I have two great roommates, and between the three of us, we have a multitude of friends. The trouble is, when we throw a party it gets way out of hand. There are just too many people crammed into a tight space, and before you know it, things are being knocked over, no one can get to the beer cooler, and everyone's a big sweaty mess.
How can we throw a party and invite all the people we want to see, and at the same time limit it, and at the SAME time, not hurt anyone's feelings??
Ah, the perils of being popular! How can you balance your desire to have nice things with your desire to keep from excluding anyone? From planning a wedding to figuring out how many people can safely fit around a fondue pot, as a host you've got to whittle down the guest list to something manageable. That isn't easy, and it's especially hard when you have three Little Miss Populars under one 1,000 square-foot roof.
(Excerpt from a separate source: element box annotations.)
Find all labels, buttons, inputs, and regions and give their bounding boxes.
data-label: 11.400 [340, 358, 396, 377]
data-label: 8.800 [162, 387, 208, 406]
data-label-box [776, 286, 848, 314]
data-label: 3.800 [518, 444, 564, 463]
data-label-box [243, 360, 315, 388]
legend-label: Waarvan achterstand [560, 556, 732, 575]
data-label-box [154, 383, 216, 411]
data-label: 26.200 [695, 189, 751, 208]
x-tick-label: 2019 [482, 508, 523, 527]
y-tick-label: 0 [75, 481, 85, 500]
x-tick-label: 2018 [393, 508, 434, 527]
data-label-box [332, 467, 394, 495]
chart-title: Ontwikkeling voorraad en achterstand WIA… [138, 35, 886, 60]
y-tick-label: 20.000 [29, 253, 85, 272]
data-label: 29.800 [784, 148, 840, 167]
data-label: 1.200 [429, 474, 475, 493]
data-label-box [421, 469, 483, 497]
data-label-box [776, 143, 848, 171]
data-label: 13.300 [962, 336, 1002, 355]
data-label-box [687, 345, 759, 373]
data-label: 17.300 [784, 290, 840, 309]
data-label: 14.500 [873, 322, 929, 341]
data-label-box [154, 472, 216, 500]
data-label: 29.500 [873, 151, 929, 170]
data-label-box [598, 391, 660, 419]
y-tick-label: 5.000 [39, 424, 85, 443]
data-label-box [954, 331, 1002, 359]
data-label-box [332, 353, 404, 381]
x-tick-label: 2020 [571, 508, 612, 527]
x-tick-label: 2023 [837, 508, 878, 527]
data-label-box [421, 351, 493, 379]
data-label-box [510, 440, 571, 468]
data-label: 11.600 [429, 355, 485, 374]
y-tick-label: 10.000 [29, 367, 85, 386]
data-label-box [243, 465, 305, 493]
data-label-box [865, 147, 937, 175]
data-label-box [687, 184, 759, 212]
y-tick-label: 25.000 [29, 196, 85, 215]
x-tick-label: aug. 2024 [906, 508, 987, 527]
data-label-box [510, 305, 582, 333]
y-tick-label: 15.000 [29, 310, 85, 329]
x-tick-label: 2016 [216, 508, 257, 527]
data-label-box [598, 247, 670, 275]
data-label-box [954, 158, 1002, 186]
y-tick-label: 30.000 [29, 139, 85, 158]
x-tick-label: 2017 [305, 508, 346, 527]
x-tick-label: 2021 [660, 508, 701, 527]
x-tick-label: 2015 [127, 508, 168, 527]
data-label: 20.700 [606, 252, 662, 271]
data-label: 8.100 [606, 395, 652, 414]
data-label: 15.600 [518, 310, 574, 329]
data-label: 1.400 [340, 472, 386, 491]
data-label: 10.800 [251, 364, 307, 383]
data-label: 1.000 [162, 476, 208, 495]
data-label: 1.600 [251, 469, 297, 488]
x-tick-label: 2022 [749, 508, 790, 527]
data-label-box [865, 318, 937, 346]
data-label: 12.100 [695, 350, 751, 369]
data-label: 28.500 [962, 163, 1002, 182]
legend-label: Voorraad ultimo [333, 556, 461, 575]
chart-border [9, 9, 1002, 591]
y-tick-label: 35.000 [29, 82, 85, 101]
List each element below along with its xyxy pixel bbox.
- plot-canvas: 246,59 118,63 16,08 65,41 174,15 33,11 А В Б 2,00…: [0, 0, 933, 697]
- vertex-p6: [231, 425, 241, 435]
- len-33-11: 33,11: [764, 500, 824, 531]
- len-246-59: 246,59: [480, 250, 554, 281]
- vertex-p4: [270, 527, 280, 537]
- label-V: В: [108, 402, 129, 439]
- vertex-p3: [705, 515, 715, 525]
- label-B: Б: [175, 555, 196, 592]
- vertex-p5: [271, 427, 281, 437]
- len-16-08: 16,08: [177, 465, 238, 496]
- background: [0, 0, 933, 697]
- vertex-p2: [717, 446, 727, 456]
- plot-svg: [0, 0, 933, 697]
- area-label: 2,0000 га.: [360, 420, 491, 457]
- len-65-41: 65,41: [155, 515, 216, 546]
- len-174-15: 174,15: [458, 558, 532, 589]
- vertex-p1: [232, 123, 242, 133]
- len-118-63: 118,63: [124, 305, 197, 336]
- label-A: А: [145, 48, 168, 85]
I have a solution to your problem: A three-tiered party system.
1) The Big Bash
Once a year, throw a giant rager. Each of you can invite your whole guest list. Be sure to plan this during warm weather, when people can spill out into the backyard, and onto porches. Don't have a yard? Consider teaming up and renting a venue. Throw a party for the ages, and hopefully get the huge party urge out of your system for the next 364 days.
2) The Birthday Party
The only time you'll be able to keep your party mid-sized is when it's *your* party - especially when you're the one footing the whole bill. Let your roommates know that it's nothing personal, but you just want your besties around for your special day. Tell them it's fine if they want to bring a friend or two, but you don't want a house full of strangers crowding you - you want to get lots of face time with your guests. And naturally, you can extend this same courtesy with them on their birthdays.
3) The Private Party
If four parties a year isn't enough to satisfy your entertaining spirit, then by all means, plan some additional smaller parties. Let your roommates know you're just having a few friends over Saturday night - and by a few, you mean fewer than 10. If they each bring a friend that's fine, but more people than that would make movie night, game night, or your chili cook-off really unwieldy. If your other friends catch wind of it, hopefully they'll understand that there's only so much room on your couch or so many burners on your stove, and that it's nothing personal that they weren't invited.